Microsoft patched 77 vulnerabilities yesterday including two zero-day flaws, one of which was being used in a targeted attack bearing the hallmarks of Russian state hackers.
The monthly update round saw Redmond fix privilege escalation vulnerabilities CVE-2019-0880 and CVE-2019-1132.
The latter was discovered by ESET researchers as part of a targeted attack in eastern Europe, using techniques similar to the infamous Kremlin group APT28 (aka Fancy Bear, Sednit).
“For example, the Sednit group’s local privilege escalation exploit we analyzed in 2017 used menu objects and exploitation techniques, which are very similar to the current exploit,” ESET researcher Anton Cherepanov explained.
Although, like the other zero-day, it requires an attacker to first establish a presence on an infected system, it could enable full system access when chained with other flaws.
CVE-2019-0880 is an elevation of privilege vulnerability in splwow64.exe.
“According to the advisory, the vulnerability could be combined with a remote code execution or a separate elevation of privilege vulnerability to gain arbitrary code execution,” explained Tenable senior research engineer, Satnam Narang. “Because it was exploited in the wild, it is likely it was paired with another vulnerability, but those details are not currently available.”
Those two zero-days were rated important.
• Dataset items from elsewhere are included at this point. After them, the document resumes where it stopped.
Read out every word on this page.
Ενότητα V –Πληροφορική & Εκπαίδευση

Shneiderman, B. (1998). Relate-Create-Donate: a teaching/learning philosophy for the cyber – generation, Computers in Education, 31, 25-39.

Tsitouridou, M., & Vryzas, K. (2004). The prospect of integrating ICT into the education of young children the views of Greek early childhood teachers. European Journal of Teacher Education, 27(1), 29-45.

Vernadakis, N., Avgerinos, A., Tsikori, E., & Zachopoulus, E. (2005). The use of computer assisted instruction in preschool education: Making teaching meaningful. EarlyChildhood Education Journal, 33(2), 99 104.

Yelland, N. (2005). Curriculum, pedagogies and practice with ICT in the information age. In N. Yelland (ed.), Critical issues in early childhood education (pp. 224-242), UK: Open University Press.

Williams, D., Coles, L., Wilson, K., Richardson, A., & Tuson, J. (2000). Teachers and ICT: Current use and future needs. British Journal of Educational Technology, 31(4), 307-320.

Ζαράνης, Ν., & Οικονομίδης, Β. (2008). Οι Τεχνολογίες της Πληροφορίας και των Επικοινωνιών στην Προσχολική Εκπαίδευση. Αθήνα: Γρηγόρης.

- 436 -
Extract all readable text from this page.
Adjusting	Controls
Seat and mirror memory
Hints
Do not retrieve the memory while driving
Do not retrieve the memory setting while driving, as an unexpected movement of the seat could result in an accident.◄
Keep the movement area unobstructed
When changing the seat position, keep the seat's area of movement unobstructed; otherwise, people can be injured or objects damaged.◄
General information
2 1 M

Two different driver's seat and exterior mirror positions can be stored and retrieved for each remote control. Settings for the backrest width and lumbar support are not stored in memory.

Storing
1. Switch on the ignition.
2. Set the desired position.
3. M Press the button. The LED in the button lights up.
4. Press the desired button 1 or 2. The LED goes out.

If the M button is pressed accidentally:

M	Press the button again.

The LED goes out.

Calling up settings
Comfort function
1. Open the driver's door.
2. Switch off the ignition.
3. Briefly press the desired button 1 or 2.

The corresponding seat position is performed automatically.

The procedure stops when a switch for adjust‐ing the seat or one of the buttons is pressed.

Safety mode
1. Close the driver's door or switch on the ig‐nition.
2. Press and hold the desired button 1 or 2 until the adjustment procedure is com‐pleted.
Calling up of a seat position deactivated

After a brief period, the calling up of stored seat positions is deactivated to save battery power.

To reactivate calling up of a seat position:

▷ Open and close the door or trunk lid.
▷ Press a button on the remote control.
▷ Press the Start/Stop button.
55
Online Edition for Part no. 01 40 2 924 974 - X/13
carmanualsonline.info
However, there are 15 classed as critical and a further four flaws which had been publicly disclosed in advance, potentially allowing black hats to work on exploits.
“One of the most critical vulnerabilities this month is present in Microsoft DHCP Server (CVE-2019-0785). This memory corruption vulnerability affects all versions of Windows Server from 2012 - 2019 and it is remotely exploitable,” argued Recorded Future senior solutions architect, Allan Liska.
“It allows an attacker to send a specially crafted packet to a DHCP server and, if successful in exploitation, execute arbitrary code. While this is a critical vulnerability, with a CVSS Score of 9.8, a very similar vulnerability, CVE-2019-0725, was announced in May. To date, Recorded Future has not seen any evidence of attackers exploiting this vulnerability in the wild. That does not mean organizations should not prioritize patching this vulnerability.”
Others highlighted by Liska included: RDS remote code execution (RCE) flaw CVE-2019-0887, which affects all versions of Windows from Windows 7-10 and Windows Server 2008-2019; memory corruption bug CVE-2019-1001 which affects Microsoft ChakraCore Scripting Engine, Internet Explorer 11, and Microsoft Edge; and an RCE flaw (CVE-2019-1072) in Azure DevOps Server and Team Foundation Server (TFS).